Published 25 SEP 2005

  1. roman empire, turn-based, real-time, strategic, tactical, mod, expansion, or add-on

Introduction

The original Rome: Total War was released to critical acclaim. This resulted in the growth of an endearing community, bustling with new strategies, incredible replays of military brilliance, and most important, plenty of mods and third party tweaks to keep the game play fresh. But even stars can start to become stale, so in a few days it will be SEGA’s turn to be the agent behind breathing fresh air into the Rome: Total War series. 

As an expansion pack in the Total War series, Barbarian Invasion follows a familiar format.  Like Shogun's Mongolian Invasion and Medieval's Viking Invasion, this new sequel takes place after the original game, playing out the fall of the original game's civilization.  Set during the fourth and fifth centuries, Barbarian Invasion features a comprehensive list of history's miscreants: the Celts, Huns, Goths, Germans, Franks, Saxons, Vandals, Sassanids, Alemanni, Romano-Britains, and Sarmatians.  With the game's release just days away, I played through a near-complete build of this expansion pack.  So let's take a look at the next step, both in historical and game play terms, with Rome: Total War - Barbarian Invasion.

Assemble the Hordes

Upon firing up a campaign in Barbarian Invasion, I almost immediately noticed a whole score of changes from the original Rome: Total War.

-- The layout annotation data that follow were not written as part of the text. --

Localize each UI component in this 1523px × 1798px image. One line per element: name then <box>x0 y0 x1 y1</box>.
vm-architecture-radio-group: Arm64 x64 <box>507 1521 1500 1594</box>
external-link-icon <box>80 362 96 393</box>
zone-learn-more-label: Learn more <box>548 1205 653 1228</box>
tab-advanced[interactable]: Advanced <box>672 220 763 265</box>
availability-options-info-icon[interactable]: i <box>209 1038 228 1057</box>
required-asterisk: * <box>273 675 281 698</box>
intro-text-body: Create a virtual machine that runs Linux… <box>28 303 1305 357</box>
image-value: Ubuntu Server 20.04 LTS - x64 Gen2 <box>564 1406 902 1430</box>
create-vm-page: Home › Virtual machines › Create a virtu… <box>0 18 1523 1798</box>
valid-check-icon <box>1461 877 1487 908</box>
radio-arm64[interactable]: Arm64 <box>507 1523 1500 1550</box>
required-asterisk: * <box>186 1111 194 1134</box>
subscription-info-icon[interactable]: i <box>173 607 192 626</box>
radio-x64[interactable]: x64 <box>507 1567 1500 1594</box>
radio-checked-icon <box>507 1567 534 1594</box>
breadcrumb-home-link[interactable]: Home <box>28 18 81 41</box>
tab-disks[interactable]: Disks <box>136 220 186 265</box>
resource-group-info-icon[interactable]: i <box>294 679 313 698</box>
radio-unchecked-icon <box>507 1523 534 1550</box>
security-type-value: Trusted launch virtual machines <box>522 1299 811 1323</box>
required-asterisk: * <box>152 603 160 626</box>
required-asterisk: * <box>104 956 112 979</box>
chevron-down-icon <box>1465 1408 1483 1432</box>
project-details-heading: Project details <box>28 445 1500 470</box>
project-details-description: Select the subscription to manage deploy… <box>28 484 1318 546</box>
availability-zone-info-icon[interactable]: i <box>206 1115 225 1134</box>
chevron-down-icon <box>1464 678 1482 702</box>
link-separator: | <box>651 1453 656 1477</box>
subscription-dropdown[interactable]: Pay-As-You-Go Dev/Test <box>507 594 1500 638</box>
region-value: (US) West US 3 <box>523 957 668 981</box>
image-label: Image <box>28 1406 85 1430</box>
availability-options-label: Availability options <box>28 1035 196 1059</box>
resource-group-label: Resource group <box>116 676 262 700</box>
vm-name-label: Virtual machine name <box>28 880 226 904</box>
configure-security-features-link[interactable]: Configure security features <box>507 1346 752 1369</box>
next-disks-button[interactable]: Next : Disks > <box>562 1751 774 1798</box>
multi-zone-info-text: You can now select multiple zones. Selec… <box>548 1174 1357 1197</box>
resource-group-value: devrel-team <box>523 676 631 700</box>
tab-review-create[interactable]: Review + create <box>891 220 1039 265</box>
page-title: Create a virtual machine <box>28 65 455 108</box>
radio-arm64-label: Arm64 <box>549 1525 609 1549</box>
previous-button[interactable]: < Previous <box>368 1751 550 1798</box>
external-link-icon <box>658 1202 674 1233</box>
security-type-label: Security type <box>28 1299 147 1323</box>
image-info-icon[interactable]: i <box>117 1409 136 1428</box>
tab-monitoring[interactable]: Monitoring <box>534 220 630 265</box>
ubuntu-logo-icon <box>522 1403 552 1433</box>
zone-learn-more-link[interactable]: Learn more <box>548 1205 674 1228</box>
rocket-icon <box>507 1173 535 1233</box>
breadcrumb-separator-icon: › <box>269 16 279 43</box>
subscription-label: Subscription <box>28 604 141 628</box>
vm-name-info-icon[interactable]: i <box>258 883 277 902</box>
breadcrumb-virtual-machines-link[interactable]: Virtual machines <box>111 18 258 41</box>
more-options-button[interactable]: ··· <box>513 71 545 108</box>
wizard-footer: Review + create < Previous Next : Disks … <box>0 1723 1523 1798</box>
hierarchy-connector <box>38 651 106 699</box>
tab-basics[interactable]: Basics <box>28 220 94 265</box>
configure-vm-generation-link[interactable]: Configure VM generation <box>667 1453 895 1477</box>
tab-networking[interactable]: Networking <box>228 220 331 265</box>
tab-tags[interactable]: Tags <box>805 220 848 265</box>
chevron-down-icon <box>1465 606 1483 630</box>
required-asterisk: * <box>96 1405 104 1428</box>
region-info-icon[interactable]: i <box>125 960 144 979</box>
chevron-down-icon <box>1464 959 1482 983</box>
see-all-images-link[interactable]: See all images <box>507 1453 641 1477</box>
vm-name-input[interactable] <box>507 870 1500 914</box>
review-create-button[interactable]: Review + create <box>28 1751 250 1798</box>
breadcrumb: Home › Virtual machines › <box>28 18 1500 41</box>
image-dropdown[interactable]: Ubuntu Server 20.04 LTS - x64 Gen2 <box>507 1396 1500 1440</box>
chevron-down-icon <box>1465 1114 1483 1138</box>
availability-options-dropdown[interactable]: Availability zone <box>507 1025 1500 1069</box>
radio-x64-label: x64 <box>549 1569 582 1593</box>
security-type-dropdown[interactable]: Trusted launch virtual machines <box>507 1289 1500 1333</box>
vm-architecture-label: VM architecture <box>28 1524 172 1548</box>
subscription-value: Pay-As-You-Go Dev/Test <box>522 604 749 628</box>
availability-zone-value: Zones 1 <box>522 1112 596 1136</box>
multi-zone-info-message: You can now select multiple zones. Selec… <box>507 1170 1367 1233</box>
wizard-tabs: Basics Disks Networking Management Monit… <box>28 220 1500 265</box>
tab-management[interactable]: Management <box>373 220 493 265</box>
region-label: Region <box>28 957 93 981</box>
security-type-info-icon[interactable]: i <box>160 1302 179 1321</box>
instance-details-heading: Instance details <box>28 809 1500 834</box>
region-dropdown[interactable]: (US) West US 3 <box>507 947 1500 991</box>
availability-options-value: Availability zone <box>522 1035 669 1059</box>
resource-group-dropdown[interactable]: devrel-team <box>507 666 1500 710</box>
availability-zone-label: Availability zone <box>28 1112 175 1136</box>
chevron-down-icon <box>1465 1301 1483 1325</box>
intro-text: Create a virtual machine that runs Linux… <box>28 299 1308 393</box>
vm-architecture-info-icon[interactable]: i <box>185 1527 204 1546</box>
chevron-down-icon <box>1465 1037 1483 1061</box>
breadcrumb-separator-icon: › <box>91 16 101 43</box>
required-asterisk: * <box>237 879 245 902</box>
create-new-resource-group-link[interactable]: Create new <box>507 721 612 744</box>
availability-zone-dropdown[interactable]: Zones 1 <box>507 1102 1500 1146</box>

Most notably, all of the factions I’ve grown to love had gone: the historical progression of time had mixed peoples, politics and cultures to create entirely new tribes and factions. Rome is no longer the ambitious amalgamation of several affluent families on the Italian peninsula, but instead it has been split into the Eastern and Western Empires. Additionally, the mighty Germanic tribe has split off into a number of different tribes, each with their own ideas about who should be calling the shots in modern-day Germany. Another interesting twist is the addition of so-called “Hordes” who are charged with sweeping across the European mainland, taking whatever they please and leaving the rest to burn. 

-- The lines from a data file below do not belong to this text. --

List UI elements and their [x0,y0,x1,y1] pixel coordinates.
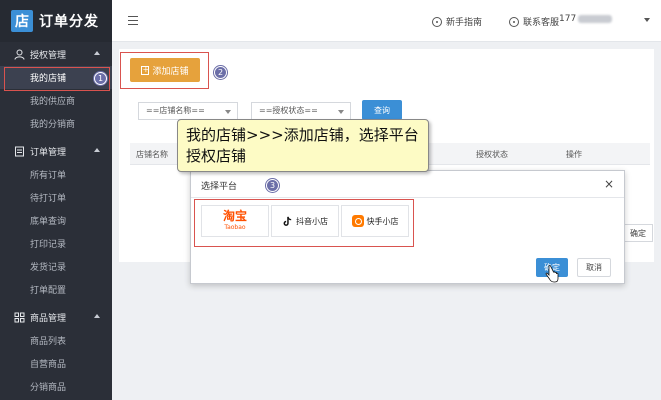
top-header: 新手指南 联系客服 177 [112,0,661,42]
sidebar-item-product-list[interactable]: 商品列表 [0,329,112,352]
highlight-platforms [194,199,414,247]
step-badge-3: 3 [266,179,279,192]
document-icon [14,146,25,157]
sidebar: 店 订单分发 授权管理 我的店铺 我的供应商 我的分销商 订单管理 所有订单 待… [0,0,112,400]
logo: 店 订单分发 [0,0,112,42]
sidebar-item-all-orders[interactable]: 所有订单 [0,163,112,186]
sidebar-item-suppliers[interactable]: 我的供应商 [0,89,112,112]
query-button[interactable]: 查询 [362,100,402,120]
user-account[interactable]: 177 [559,14,613,24]
modal-title: 选择平台 [201,182,238,192]
sidebar-item-own-products[interactable]: 自营商品 [0,352,112,375]
instruction-tooltip: 我的店铺>>>添加店铺，选择平台授权店铺 [177,119,429,172]
step-badge-1: 1 [94,72,107,85]
grid-icon [14,312,25,323]
highlight-add-shop [120,52,209,89]
mouse-pointer-icon [545,265,559,283]
caret-up-icon [94,148,100,152]
user-phone-redacted [578,14,613,23]
support-label: 联系客服 [523,18,560,28]
user-icon [14,49,25,60]
logo-icon: 店 [11,10,33,32]
shop-name-select[interactable]: ==店铺名称== [138,102,238,120]
support-link[interactable]: 联系客服 [509,15,559,28]
sidebar-section-label: 授权管理 [30,50,67,61]
column-shop-name: 店铺名称 [136,150,168,159]
sidebar-item-pending-print[interactable]: 待打订单 [0,186,112,209]
close-icon[interactable]: × [604,177,614,191]
sidebar-section-products[interactable]: 商品管理 [0,305,112,329]
compass-icon [432,16,442,27]
sidebar-item-print-records[interactable]: 打印记录 [0,232,112,255]
column-actions: 操作 [566,150,582,159]
sidebar-section-orders[interactable]: 订单管理 [0,139,112,163]
step-badge-2: 2 [214,66,227,79]
menu-toggle-icon[interactable] [128,16,138,25]
sidebar-section-auth[interactable]: 授权管理 [0,42,112,66]
user-phone-prefix: 177 [559,14,577,24]
auth-status-select[interactable]: ==授权状态== [251,102,351,120]
chat-icon [509,16,519,27]
chevron-down-icon[interactable] [644,18,650,22]
sidebar-section-label: 商品管理 [30,313,67,324]
caret-up-icon [94,51,100,55]
sidebar-section-label: 订单管理 [30,147,67,158]
sidebar-item-shipping-records[interactable]: 发货记录 [0,255,112,278]
guide-link[interactable]: 新手指南 [432,15,482,28]
app-title: 订单分发 [39,14,99,30]
background-confirm-button[interactable]: 确定 [623,224,653,242]
modal-header: 选择平台 × [191,171,624,198]
sidebar-item-waybill-query[interactable]: 底单查询 [0,209,112,232]
sidebar-item-distribution-products[interactable]: 分销商品 [0,375,112,398]
guide-label: 新手指南 [446,18,483,28]
column-auth-status: 授权状态 [476,150,508,159]
modal-cancel-button[interactable]: 取消 [577,258,611,277]
sidebar-item-distributors[interactable]: 我的分销商 [0,112,112,135]
sidebar-item-print-config[interactable]: 打单配置 [0,278,112,301]
caret-up-icon [94,314,100,318]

Although there are a number of factions that can enter into “Horde Mode” having been driven from all their settlements, only two factions begin their journey to world domination as genuine hordes: the Huns and the Vandals. At the game’s outset, these two factions are militarily immense, and understandably so. With no home settlement, the Huns and Vandals must steal and pillage everything they need and have no way of replenishing their ranks without settling into a city of their choosing. Until claiming a settlement as their home, however, the horde factions have the option to “Pillage” a settlement rather than occupying it. Pillaging a settlement is a purely extraction-based action: the player does not leave any of his armies behind and the city’s treasury (not to mention its population) is emptied. 

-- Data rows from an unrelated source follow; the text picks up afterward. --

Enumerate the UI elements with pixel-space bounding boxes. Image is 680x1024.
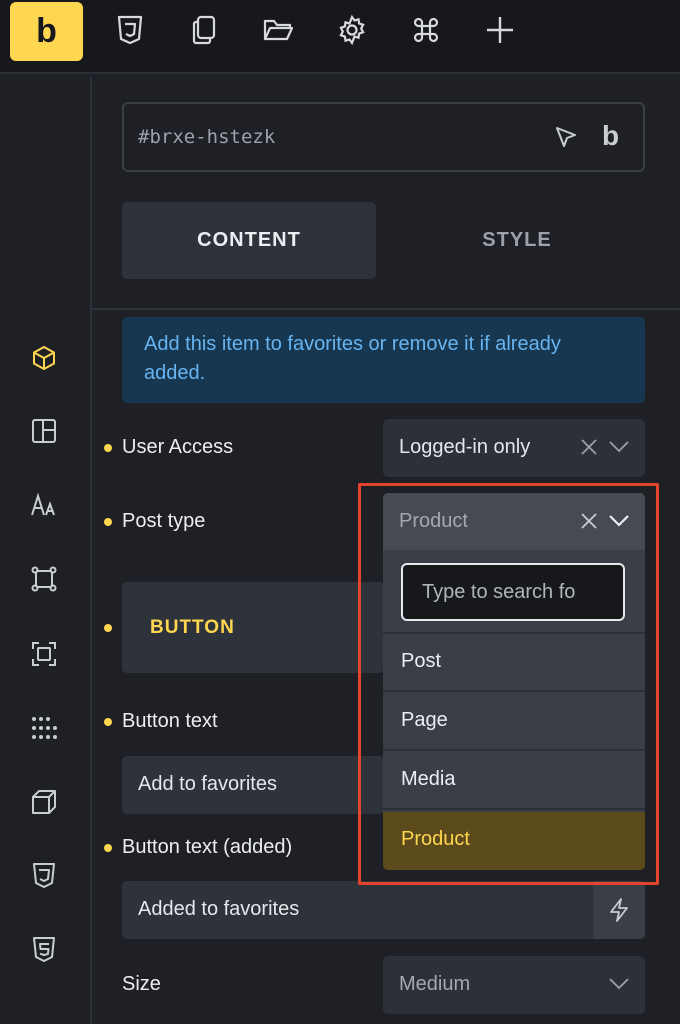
command-icon[interactable] bbox=[406, 10, 446, 50]
option-label: Media bbox=[401, 768, 456, 790]
dropdown-option-product[interactable]: Product bbox=[383, 812, 645, 870]
clear-icon[interactable] bbox=[580, 512, 598, 530]
field-dot bbox=[104, 718, 112, 726]
post-type-select[interactable]: Product bbox=[383, 493, 645, 550]
element-id: #brxe-hstezk bbox=[138, 126, 276, 148]
plus-icon[interactable] bbox=[480, 10, 520, 50]
bricks-logo[interactable]: b bbox=[10, 2, 83, 61]
bolt-icon bbox=[610, 898, 628, 922]
field-dot bbox=[104, 624, 112, 632]
field-dot bbox=[104, 518, 112, 526]
chevron-down-icon[interactable] bbox=[608, 977, 630, 991]
cube-icon[interactable] bbox=[26, 340, 62, 376]
bricks-b-icon[interactable]: b bbox=[602, 120, 619, 152]
pointer-icon[interactable] bbox=[552, 124, 580, 152]
field-dot bbox=[104, 844, 112, 852]
size-select[interactable]: Medium bbox=[383, 956, 645, 1014]
chevron-down-icon[interactable] bbox=[608, 514, 630, 528]
clear-icon[interactable] bbox=[580, 438, 598, 456]
button-group-label: BUTTON bbox=[150, 617, 235, 638]
settings-panel: #brxe-hstezk b CONTENT STYLE Add this it… bbox=[92, 76, 680, 1024]
button-text-added-label: Button text (added) bbox=[122, 836, 293, 858]
post-type-label: Post type bbox=[122, 510, 206, 532]
size-label: Size bbox=[122, 973, 161, 995]
element-id-field[interactable]: #brxe-hstezk b bbox=[122, 102, 645, 172]
button-text-label: Button text bbox=[122, 710, 218, 732]
divider bbox=[92, 308, 680, 310]
dropdown-option-page[interactable]: Page bbox=[383, 693, 645, 751]
post-type-value: Product bbox=[399, 510, 468, 532]
folder-icon[interactable] bbox=[258, 10, 298, 50]
user-access-value: Logged-in only bbox=[399, 436, 531, 458]
layout-icon[interactable] bbox=[26, 413, 62, 449]
css3-icon[interactable] bbox=[26, 857, 62, 893]
dynamic-data-button[interactable] bbox=[593, 881, 645, 939]
top-toolbar: b bbox=[0, 0, 680, 74]
tab-content[interactable]: CONTENT bbox=[122, 202, 376, 279]
chevron-down-icon[interactable] bbox=[608, 440, 630, 454]
user-access-select[interactable]: Logged-in only bbox=[383, 419, 645, 477]
pages-icon[interactable] bbox=[184, 10, 224, 50]
tab-style[interactable]: STYLE bbox=[388, 202, 646, 279]
gear-icon[interactable] bbox=[332, 10, 372, 50]
element-rail bbox=[0, 76, 92, 1024]
frame-icon[interactable] bbox=[26, 561, 62, 597]
css3-icon[interactable] bbox=[110, 10, 150, 50]
user-access-label: User Access bbox=[122, 436, 234, 458]
dropdown-search-input[interactable] bbox=[401, 563, 625, 621]
grid-dots-icon[interactable] bbox=[26, 710, 62, 746]
html5-icon[interactable] bbox=[26, 931, 62, 967]
button-text-added-input[interactable]: Added to favorites bbox=[122, 881, 593, 939]
button-group-toggle[interactable]: BUTTON bbox=[122, 582, 384, 673]
button-text-added-value: Added to favorites bbox=[138, 898, 300, 920]
button-text-value: Add to favorites bbox=[138, 773, 277, 795]
size-value: Medium bbox=[399, 973, 471, 995]
info-notice: Add this item to favorites or remove it … bbox=[122, 317, 645, 403]
dropdown-option-media[interactable]: Media bbox=[383, 752, 645, 810]
field-dot bbox=[104, 444, 112, 452]
dropdown-search-area bbox=[383, 551, 645, 634]
option-label: Post bbox=[401, 650, 442, 672]
typography-icon[interactable] bbox=[26, 487, 62, 523]
post-type-dropdown[interactable]: Product Post Page Media Product bbox=[383, 493, 645, 870]
option-label: Page bbox=[401, 709, 448, 731]
dropdown-option-post[interactable]: Post bbox=[383, 634, 645, 692]
option-label: Product bbox=[401, 828, 470, 850]
button-text-input[interactable]: Add to favorites bbox=[122, 756, 384, 814]
box-3d-icon[interactable] bbox=[26, 784, 62, 820]
focus-icon[interactable] bbox=[26, 636, 62, 672]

When finally deciding on a settlement to make the faction’s capital, the hordes’ entire society completely transforms. Units that are marked as “Hordic” dissolve into the quotidian like of a citizen and the faction’s army is literally decimated. This is where Barbarian Invasion can get a little tricky. With most of the horde’s enemies lying in ruin, there are few peoples left to trade with. Besides, it’s not easy for a hordesman to shed the fur clothing and life on horseback for a business suit and a desk. Hopefully the horde was able to accumulate enough wealth from destroying other civilizations to be able to buffer the immense amount of money that will be lost trying to keep their new settlement from falling to pieces. In this regard, the difficulties nomads must have faced when forced to settle in one place are most certainly felt by the player, an interesting new angle.